Arab Saudi menciptakan dana investasi AI senilai $100 miliar tahun lalu sebagai bagian dari upaya mendiversifikasi ekonomi yang bergantung pada minyak pada 2030. Saudi Arabian DataVolt bahkan berencana menginvestasikan $20 miliar di pusat data AI dan infrastruktur energi di Amerika Serikat. Di tempat lain di Teluk, Qatar Investment Authority menjadi investor signifikan dalam perusahaan AI Amerika Anthropic dalam putaran pendanaan $13 miliar pekan lalu.
Persaingan ini menunjukkan bahwa semakin banyak negara yang ingin bergabung dalam pertempuran untuk dominasi AI global yang saat ini didominasi oleh perusahaan Amerika dan China. Di Asia, Singapura muncul sebagai kekuatan yang berkembang dengan pengawasan regulasi yang ramah AI yang telah memicu peluncuran hub inovasi AI dari raksasa teknologi seperti Microsoft. Di Eropa, Prancis melakukan langkah besar di AI dengan startup Mistral yang baru saja mengamankan investasi $1,5 miliar dari pembuat semikonduktor Belanda ASML.
Lalu bagaimana dengan masa depan K2 Think? Menurut laporan WIRED, rencana jangka panjang adalah mengintegrasikan K2 Think ke dalam LLM penuh dalam beberapa bulan mendatang. Ini bisa menjadi game changer yang sebenarnya – model yang efisien dengan kemampuan setara model besar, tersedia secara open source, dan dikembangkan dengan transparansi penuh.

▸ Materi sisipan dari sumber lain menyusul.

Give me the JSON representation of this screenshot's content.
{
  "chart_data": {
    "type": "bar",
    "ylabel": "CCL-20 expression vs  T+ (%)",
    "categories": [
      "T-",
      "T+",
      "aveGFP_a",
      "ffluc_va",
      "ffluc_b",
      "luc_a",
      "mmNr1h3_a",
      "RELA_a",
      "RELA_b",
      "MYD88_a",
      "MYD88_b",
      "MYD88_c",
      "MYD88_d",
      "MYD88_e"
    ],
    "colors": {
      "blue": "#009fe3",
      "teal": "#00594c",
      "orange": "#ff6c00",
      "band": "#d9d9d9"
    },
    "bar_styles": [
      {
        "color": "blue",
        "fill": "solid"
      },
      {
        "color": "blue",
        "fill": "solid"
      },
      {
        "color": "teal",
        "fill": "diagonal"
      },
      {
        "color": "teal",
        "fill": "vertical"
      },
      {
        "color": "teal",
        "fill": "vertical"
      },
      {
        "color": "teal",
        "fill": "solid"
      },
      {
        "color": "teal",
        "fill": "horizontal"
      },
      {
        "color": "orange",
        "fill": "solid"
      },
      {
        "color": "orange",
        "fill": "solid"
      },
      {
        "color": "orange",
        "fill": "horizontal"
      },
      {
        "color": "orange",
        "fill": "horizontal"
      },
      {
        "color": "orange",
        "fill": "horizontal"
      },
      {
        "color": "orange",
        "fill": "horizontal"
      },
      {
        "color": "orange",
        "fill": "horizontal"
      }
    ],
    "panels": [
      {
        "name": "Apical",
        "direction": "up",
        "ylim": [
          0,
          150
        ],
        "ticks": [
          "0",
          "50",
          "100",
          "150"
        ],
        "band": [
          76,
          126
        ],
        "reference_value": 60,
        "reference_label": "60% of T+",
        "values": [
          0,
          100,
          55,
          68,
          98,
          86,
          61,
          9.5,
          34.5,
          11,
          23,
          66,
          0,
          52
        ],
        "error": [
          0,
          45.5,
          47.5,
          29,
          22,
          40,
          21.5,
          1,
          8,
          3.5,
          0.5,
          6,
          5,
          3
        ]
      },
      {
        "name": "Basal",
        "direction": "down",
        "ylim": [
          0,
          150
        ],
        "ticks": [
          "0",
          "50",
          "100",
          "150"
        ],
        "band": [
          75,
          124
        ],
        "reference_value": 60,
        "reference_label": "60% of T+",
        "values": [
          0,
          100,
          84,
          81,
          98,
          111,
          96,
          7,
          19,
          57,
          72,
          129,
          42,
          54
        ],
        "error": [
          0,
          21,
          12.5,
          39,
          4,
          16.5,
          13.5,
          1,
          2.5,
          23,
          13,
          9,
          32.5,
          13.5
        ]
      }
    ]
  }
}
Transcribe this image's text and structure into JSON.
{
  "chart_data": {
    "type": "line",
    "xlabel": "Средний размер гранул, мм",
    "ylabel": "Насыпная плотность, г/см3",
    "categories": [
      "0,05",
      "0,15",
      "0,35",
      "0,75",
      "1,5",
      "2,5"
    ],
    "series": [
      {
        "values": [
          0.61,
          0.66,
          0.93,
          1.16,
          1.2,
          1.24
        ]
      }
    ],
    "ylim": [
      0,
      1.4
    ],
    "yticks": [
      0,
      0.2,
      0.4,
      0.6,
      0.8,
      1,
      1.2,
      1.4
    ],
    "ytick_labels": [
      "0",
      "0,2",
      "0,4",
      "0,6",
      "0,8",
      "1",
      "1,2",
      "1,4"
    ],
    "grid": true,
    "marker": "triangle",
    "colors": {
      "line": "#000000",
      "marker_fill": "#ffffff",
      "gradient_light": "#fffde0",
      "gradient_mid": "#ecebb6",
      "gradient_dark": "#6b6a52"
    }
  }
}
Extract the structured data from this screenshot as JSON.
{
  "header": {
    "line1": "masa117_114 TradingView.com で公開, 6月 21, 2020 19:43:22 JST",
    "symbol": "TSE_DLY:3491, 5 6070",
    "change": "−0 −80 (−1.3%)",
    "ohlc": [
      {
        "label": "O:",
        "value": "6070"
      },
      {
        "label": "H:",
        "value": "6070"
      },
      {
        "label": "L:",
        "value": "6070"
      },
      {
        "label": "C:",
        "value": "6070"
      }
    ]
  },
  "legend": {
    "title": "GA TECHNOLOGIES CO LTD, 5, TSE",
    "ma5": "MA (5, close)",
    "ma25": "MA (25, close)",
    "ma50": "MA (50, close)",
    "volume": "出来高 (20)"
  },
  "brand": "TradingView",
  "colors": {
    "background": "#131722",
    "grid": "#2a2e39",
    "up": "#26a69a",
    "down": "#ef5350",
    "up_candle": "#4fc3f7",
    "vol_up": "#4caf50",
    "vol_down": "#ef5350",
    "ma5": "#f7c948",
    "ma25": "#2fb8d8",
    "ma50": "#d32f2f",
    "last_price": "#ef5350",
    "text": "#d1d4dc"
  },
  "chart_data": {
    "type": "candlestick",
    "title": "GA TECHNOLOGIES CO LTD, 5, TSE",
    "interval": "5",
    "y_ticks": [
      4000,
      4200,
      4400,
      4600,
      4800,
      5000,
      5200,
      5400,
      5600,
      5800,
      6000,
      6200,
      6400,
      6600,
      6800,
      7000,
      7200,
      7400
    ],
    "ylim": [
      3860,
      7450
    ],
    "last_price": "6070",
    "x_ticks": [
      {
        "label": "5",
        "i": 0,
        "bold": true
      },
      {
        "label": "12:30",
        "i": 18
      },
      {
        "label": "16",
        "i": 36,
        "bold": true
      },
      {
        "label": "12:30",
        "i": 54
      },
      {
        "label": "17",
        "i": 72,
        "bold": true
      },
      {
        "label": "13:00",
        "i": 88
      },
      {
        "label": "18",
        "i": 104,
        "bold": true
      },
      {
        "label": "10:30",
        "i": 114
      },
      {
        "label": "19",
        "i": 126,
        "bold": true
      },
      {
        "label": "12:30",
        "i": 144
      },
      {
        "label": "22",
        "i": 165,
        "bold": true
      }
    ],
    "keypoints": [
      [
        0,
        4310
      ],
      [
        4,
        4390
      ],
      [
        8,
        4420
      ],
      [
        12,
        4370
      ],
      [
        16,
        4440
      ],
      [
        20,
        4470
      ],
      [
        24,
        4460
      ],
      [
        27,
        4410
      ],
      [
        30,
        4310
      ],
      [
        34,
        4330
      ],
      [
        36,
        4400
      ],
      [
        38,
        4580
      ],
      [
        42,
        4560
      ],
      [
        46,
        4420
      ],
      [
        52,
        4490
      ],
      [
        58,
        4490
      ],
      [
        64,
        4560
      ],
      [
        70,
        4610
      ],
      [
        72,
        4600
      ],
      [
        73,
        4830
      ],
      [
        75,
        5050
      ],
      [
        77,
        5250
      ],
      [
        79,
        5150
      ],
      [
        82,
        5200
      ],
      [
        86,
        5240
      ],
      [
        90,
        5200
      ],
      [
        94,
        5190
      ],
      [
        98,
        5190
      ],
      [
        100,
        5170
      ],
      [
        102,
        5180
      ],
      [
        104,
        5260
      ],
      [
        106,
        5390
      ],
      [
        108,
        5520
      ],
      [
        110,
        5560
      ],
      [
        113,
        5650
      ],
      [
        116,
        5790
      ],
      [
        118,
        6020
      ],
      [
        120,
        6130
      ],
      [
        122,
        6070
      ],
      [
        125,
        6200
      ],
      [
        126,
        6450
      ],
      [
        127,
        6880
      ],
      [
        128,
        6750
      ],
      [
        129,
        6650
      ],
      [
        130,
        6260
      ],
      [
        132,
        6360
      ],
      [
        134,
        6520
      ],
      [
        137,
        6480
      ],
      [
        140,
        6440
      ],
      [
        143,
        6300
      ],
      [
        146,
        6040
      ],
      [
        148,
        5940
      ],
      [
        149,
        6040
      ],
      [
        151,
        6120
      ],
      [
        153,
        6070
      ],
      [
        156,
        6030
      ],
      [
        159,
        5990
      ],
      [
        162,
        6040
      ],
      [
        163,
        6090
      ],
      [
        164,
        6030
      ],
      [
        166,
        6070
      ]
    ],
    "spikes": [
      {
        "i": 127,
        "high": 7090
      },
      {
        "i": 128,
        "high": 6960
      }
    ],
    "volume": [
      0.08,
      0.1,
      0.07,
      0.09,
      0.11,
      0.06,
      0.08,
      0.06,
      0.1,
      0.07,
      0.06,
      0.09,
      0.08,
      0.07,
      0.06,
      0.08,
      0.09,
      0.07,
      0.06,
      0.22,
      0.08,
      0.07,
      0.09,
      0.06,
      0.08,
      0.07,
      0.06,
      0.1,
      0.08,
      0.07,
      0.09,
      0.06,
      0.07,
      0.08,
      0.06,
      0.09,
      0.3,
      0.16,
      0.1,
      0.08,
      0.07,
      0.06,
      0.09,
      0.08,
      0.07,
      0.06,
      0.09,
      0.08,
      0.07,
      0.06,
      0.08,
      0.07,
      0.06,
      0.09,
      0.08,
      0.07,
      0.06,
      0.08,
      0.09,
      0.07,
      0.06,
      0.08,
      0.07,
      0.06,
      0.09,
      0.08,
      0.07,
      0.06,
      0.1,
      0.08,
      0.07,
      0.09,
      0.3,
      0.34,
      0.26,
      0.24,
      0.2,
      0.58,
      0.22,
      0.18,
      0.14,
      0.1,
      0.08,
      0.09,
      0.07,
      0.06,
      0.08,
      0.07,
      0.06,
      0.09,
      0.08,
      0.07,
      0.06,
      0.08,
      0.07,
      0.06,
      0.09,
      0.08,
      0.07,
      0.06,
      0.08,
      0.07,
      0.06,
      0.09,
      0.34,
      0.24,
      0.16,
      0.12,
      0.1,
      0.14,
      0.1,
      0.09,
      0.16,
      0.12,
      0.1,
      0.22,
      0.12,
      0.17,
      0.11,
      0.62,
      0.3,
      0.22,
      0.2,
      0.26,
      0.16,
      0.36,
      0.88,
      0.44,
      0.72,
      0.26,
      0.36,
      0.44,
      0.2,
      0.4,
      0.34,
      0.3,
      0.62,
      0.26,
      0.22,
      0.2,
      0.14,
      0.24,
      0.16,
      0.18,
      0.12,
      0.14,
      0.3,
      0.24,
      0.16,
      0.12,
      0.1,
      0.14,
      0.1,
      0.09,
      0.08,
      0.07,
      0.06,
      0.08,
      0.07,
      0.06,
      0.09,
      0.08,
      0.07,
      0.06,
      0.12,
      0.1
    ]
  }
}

Dalam dunia di mana isu etika dan transparansi AI semakin mengemuka, pendekatan IFM mungkin justru menjadi kunci kesuksesan mereka. Ketika perusahaan lain berjuang dengan masalah hak cipta dan kekhawatiran transparansi, model yang sepenuhnya open source dengan proses pengembangan yang terbuka bisa menjadi daya tarik utama bagi peneliti dan pengembang di seluruh dunia.
Jadi, apakah K2 Think benar-benar bisa mengganggu dominasi AS dan China di AI? Jawabannya mungkin terletak pada apakah komunitas global akan mengadopsi model ini secara luas. Tapi satu hal yang pasti: perlombaan AI global baru saja mendapatkan pemain baru yang serius, dan kali ini datang dari tempat yang mungkin tidak Anda duga.